I pazienti con severa anemia possono sviluppare un'ipossia. È importante escludere altre gravi cause di cianosi, quali ad esempio l'ipossia acuta e/o l'insufficienza cardiaca.

Trattamento della metemoglobinemia

La metemoglobinemia accertata regredisce 15 minuti dopo l'iniezione e.v. di 2-4 mg/kg di peso corporeo di blu di toluidina.

Informazioni aggiuntive:

Anche concentrazioni basse di metemoglobina possono alterare le misurazioni della pulsossimetria.


GRAVIDANZA E ALLATTAMENTO


E' possibile prendere Prilotekal durante la gravidanza e l'allattamento?


Gravidanza

Non vi sono dati adeguati riguardanti l'uso della prilocaina in donne in gravidanza. La prilocaina è in grado di attraversare la placenta. In seguito a blocco paracervicale o anestesia del nervo pudendo con prilocaina durante l'uso ostetrico, sono stati riportati casi di metemoglobinemia neonatale che hanno richiesto il trattamento. Con altri anestetici locali di tipo ammidico dopo blocco paracervicale, sono comparsi casi di bradicardia fetale con episodi fatali. Gli studi condotti su animali hanno evidenziato una tossicità riproduttiva (vedere paragrafo 5.3). Quindi, Prilotekal può essere somministrato solo in presenza di un'indicazione imperativa per il suo impiego. Va evitato l'uso della prilocaina per il blocco paracervicale o per l'anestesia del nervo pudendo.

Allattamento

Non è noto se la prilocaina sia escreta nel latte materno. Se la somministrazione è necessaria durante la lattazione, l'allattamento può essere ripreso all'incirca 24 ore dopo il trattamento.

Fertilità

Non sono disponibili dati sull'uomo riguardanti l'effetto della prilocaina sulla fertilità.

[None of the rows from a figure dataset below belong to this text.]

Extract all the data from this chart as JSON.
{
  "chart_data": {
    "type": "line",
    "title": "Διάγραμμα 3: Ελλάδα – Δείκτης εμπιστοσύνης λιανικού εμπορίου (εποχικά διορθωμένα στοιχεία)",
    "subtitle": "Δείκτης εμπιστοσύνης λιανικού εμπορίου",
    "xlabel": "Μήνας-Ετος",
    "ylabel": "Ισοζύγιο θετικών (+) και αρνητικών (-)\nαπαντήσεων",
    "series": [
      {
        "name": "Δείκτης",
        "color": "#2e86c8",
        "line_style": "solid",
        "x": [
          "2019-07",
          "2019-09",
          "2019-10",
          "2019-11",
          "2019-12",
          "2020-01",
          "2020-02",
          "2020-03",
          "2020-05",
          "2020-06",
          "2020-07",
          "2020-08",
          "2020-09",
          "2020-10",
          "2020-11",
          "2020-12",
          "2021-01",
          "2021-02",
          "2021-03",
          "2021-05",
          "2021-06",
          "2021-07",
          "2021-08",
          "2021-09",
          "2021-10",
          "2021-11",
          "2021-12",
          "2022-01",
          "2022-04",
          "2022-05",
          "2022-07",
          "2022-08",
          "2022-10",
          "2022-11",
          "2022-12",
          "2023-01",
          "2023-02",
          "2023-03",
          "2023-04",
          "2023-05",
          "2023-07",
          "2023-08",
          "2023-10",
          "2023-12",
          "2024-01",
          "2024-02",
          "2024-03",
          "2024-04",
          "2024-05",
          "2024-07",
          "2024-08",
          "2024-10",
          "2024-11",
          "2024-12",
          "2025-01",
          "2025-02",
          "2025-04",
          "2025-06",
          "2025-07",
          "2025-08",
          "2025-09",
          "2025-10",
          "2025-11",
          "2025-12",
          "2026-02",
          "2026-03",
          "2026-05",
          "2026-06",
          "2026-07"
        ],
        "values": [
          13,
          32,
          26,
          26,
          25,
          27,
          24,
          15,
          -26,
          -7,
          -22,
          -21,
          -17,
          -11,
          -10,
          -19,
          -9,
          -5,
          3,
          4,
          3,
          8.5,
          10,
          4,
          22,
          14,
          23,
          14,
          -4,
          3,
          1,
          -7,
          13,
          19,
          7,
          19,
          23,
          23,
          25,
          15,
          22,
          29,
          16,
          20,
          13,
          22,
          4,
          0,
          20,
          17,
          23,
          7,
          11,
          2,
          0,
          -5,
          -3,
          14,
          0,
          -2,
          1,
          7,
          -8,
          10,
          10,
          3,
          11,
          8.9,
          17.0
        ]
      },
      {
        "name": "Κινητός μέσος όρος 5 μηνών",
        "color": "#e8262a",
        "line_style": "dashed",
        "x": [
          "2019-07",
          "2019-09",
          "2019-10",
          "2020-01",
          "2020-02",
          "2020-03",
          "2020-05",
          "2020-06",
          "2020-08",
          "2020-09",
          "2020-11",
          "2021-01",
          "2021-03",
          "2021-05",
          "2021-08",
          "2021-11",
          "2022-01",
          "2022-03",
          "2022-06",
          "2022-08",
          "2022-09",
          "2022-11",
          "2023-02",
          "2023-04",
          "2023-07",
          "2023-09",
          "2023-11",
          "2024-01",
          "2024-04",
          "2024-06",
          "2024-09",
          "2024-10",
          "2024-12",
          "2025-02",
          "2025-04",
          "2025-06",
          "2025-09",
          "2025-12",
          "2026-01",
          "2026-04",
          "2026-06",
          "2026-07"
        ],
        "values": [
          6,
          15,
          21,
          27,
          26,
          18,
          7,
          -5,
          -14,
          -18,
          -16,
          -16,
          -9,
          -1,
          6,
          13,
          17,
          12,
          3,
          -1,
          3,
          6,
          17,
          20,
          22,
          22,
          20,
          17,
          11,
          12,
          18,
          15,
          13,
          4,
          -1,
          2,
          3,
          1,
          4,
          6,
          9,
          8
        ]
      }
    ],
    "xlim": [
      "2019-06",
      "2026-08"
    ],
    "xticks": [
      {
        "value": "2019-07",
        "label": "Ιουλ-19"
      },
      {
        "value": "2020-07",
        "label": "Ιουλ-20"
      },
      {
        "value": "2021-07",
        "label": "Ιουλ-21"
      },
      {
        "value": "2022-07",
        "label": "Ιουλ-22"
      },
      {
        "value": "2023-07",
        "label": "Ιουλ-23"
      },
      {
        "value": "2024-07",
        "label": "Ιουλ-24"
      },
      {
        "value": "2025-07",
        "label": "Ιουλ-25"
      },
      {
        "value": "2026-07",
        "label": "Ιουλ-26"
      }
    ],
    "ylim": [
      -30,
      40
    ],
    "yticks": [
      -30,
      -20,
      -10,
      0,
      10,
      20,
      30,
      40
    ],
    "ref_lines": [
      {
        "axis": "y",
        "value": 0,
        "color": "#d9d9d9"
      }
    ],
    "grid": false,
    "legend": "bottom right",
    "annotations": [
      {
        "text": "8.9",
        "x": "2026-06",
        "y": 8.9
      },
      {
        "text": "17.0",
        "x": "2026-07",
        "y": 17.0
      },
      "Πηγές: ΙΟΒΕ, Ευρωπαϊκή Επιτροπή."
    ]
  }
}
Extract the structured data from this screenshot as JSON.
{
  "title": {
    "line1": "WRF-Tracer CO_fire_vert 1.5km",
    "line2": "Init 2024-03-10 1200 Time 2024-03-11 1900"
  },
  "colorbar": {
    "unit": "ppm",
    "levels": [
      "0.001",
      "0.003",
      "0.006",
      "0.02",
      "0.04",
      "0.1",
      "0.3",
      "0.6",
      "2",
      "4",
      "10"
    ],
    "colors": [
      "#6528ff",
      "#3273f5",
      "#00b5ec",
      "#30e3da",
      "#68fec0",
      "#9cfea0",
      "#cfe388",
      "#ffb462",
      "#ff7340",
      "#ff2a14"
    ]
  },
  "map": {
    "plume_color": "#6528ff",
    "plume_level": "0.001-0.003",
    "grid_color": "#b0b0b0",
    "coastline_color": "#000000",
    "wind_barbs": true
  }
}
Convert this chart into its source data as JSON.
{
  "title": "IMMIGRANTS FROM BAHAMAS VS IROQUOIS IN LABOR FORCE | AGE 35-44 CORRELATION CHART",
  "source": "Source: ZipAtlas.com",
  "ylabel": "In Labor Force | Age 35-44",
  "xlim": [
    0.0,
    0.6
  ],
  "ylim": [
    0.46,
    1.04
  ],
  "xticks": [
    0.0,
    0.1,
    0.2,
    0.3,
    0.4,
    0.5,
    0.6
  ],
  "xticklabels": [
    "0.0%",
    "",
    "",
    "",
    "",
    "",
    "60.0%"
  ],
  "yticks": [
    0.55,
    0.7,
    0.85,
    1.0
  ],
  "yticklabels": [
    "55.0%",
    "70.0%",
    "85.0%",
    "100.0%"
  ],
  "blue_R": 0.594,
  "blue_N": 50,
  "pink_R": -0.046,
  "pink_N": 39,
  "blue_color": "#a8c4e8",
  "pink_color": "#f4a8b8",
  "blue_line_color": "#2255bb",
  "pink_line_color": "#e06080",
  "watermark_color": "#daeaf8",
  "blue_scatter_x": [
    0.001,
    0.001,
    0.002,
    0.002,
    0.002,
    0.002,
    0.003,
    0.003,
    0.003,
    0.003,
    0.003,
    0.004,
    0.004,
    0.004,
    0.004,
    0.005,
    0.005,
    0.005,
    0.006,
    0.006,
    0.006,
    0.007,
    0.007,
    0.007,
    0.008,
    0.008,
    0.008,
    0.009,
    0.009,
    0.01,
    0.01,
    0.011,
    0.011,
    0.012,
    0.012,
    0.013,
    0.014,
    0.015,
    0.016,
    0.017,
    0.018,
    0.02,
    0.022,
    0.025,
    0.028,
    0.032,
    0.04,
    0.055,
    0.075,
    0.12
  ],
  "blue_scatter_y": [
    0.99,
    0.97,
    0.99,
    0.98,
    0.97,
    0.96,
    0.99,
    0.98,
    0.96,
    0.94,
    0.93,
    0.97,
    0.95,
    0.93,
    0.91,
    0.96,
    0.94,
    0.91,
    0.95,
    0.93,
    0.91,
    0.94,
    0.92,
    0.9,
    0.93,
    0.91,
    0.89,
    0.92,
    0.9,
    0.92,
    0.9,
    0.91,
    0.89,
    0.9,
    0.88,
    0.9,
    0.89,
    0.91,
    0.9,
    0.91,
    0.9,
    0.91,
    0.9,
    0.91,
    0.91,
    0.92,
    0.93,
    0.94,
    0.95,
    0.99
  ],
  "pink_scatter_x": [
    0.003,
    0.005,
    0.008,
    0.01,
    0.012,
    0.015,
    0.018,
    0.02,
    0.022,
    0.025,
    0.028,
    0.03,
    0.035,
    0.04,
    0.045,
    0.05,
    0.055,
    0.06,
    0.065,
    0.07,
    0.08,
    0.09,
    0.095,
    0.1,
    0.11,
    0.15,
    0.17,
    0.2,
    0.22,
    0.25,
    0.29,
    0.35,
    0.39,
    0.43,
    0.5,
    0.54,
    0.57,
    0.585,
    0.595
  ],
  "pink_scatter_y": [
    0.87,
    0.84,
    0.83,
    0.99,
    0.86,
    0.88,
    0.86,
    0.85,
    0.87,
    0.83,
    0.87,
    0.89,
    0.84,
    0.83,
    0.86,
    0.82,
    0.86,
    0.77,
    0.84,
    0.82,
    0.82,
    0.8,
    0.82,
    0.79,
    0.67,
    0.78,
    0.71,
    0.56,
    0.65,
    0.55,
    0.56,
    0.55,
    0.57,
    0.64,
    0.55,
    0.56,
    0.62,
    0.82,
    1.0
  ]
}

La prilocaina non ha alterato la fertilità di ratti maschi e femmine (vedere paragrafo 5.3).


GUIDA DI VEICOLI E USO DI MACCHINARI


Effetti di Prilotekal sulla capacità di guidare veicoli e sull'uso di macchinari


In caso di uso di Prilotekal, è responsabilità del medico decidere in ogni singolo caso se il paziente è in grado di guidare veicoli o di usare macchinari.


PRINCIPIO ATTIVO


1 ml di soluzione iniettabile contiene 20 mg di prilocaina cloridrato (equivalente al 2%).

1 fiala da 5 ml di soluzione contiene 100 mg di prilocaina cloridrato

Eccipienti:

0,0086 mg di sodio per 1 ml

Per l'elenco completo degli eccipienti, vedere paragrafo 6.1.


ECCIPIENTI


Glucosio anidro o glucosio monoidrato

Idrossido di sodio 1N (per la correzione del pH)

Acqua per preparazioni iniettabili


SCADENZA E CONSERVAZIONE


Non conservare a temperatura superiore ai 25 °C.

Non refrigerare o congelare.

Conservare nella confezione originale, per proteggere il medicinale dalla luce.


NATURA E CONTENUTO DEL CONTENITORE


Fiala di vetro trasparente, incolore, tipo I

Scatola da 10 fiale, ciascuna contenente 5 ml di soluzione iniettabile

Data ultimo aggiornamento: 14/04/2020

Nota: Nel contenuto della scheda possono essere presenti dei riferimenti a paragrafi non riportati.